友人から聞いた話。友人の会社の取引先で、とある設備に投資することになったらしい。で、工事業者から見積りをとって稟議を上げたところ、オーナー会社の方から待ったがかかったという。金額が高いというのだ。
取引先の会社はいわゆる業務委託会社で、本来ならば資本的支出に当たるようなことは行うべきことではない。とはいえ、ほぼすべてを任されているようなものなので、設備投資的なものもオーナーに稟議を上げて承認をとっている。だから稟議を上げたあとでアレコレ出てくることがたまにあるらしい。

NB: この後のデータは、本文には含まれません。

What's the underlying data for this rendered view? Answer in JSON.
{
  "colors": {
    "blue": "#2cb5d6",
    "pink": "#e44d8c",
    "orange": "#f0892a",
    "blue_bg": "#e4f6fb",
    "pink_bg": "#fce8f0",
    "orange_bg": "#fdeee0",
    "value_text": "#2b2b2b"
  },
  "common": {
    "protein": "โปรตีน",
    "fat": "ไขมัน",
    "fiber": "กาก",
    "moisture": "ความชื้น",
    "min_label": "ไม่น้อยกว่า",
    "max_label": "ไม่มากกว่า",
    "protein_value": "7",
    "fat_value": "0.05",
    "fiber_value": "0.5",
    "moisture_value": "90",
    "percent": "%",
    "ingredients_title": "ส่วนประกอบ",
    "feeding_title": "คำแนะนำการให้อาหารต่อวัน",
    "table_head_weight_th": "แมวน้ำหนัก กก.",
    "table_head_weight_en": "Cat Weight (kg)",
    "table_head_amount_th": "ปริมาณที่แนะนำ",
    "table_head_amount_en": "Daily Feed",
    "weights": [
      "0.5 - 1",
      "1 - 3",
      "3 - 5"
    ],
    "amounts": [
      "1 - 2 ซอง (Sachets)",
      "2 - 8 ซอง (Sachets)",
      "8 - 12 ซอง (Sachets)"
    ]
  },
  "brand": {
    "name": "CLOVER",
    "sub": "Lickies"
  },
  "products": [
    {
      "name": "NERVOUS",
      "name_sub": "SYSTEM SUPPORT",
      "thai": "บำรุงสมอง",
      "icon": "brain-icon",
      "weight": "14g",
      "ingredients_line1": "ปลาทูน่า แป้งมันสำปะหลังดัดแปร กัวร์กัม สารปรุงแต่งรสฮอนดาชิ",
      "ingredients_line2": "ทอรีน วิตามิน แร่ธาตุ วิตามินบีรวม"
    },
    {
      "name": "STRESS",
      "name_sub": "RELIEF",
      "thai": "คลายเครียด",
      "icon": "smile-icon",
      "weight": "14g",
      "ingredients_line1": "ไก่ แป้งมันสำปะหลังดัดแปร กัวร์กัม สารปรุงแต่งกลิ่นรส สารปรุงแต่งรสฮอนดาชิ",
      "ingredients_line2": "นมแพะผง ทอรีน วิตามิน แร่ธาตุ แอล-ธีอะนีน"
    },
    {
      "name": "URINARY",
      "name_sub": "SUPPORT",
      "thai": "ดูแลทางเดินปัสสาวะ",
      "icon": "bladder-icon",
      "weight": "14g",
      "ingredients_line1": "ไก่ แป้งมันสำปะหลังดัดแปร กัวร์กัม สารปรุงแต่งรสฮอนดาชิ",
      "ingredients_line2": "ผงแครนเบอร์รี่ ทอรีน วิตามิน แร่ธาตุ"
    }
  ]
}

業務委託はその契約内容にもよるが、基本的にはオペレーションを請け負う場合が多い。設備や建物などの維持管理はオーナーの仕事である。これはテナントで入っている店を考えればよく分かる。営業上必要な器具備品はテナントで入っている店が持つが、空調や水まわり、それから躯体に関わることは普通はオーナーが責任を持って行うものだ。テナントは「エアコンが効かないんだけど」とかオーナーに言えばいいだけだ。
友人の取引先の会社も、本来あるべき姿はそうなのである。躯体工事などの資本的支出に当たる場合はオーナーが責任をもって行うべき話だ。そのような責任を放棄し、業者を探して申請したら「高い」というなんてもってのほかではないのか。
とか言っていたらしい。話は筋が通っているが、裏を返せば「拒否されたのが腹立たしい」だけという話でもある。もしそのタテマエを通したいのであれば全てその手続に変えるべきだし、そうでなかったら今までどおりもう一度業者に当たって値段交渉するしかない。実務上の答えは簡単なのである。文句が言いたかっただけなんだろうなーと思った。